Psalm 136

Praise Adonai; for God is good, God’s steadfast love is eternal. (136:1)

An honest theology acknowledges that God, creator of a world in which both good and bad happen to every person, perforce must be the cause of both good and bad things. As Detero-Isaiah says, “I form light and create darkness, I make peace and create evil.” (45:7) Nonetheless, we also tend to believe that ultimately, the sum of our life experience, with all of its trials and travails, is beneficial. To put it another way, better to be born than never to have existed. Despite the suffering that we experience, the majority of our lives are pleasant, enjoyable, fulfilling, and peaceful. For this, we should be thankful.

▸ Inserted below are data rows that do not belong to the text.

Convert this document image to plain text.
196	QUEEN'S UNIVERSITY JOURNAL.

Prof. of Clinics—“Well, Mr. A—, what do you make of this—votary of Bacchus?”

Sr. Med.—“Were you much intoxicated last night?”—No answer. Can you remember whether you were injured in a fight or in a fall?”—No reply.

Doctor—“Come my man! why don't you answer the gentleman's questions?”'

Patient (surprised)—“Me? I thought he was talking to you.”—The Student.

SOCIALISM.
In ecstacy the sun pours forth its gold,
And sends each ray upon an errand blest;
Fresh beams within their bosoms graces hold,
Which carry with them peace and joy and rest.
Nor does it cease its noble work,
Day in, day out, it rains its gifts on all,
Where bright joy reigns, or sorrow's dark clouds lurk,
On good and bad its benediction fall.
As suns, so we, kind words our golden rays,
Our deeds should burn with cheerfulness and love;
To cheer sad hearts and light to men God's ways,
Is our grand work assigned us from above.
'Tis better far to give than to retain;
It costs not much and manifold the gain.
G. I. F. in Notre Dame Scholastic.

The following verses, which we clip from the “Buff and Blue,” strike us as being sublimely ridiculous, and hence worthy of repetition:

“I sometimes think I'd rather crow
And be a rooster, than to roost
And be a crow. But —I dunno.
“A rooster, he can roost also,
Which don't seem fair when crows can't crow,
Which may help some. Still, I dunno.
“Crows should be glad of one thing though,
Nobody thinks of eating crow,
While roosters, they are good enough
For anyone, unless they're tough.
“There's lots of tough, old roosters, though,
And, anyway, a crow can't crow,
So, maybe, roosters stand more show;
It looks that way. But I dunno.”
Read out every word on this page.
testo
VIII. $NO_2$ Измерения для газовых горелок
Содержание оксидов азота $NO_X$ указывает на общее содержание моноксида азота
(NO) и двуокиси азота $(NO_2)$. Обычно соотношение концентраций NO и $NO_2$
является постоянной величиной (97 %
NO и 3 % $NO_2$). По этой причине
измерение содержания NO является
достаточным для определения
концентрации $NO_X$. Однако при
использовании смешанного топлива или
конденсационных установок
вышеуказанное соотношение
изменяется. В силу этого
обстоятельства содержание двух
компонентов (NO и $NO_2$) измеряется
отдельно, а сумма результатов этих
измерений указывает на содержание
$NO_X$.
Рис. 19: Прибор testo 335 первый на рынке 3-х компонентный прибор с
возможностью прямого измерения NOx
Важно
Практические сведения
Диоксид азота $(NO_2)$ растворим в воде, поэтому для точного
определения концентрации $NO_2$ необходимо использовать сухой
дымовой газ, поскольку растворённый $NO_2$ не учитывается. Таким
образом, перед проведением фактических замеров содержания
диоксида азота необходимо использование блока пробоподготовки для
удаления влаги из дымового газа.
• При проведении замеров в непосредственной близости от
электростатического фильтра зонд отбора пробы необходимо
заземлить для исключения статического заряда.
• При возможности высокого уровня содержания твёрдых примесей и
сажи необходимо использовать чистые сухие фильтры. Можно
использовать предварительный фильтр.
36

The lesson embodied in this verse is to be grateful for the good, even if the good is not complete. Do not be the kind of person who looks for what is missing. There is always something missing. You can always find the imperfection if you look hard enough. If you are the kind of person who does this, ask yourself why you have this compulsive need to find the faults. If you choose, you can be the kind of person who looks at a bad situation and finds something positive. What lesson can I learn from this difficult situation? How can it make me a better person? How can I avoid getting entangled in this difficulty in the future?

Who would you rather spend time with – the person who finds the silver lining in the storm clouds, or the person who obsesses about the one cloud on an otherwise perfectly sunny day?

2 thoughts on “Psalm 136

  1. I feel great sorrow for the 40,000,000 babies aborted over the last 40 years in the United States who never knew life. As you say, “To put it another way, better to be born than never to have existed.”

    Where was the babies’ right to choose?


    • This isn’t the place for a full discussion of a Jewish view of abortion, so let me just note that with respect to abortion, halakha is not based on rights. I don’t know exactly what rights means in a Jewish or legal context for a unborn child. The halakha of abortion is based on preserving life and maintaining health, and a belief that the mother’s life takes precedence over the life in utero.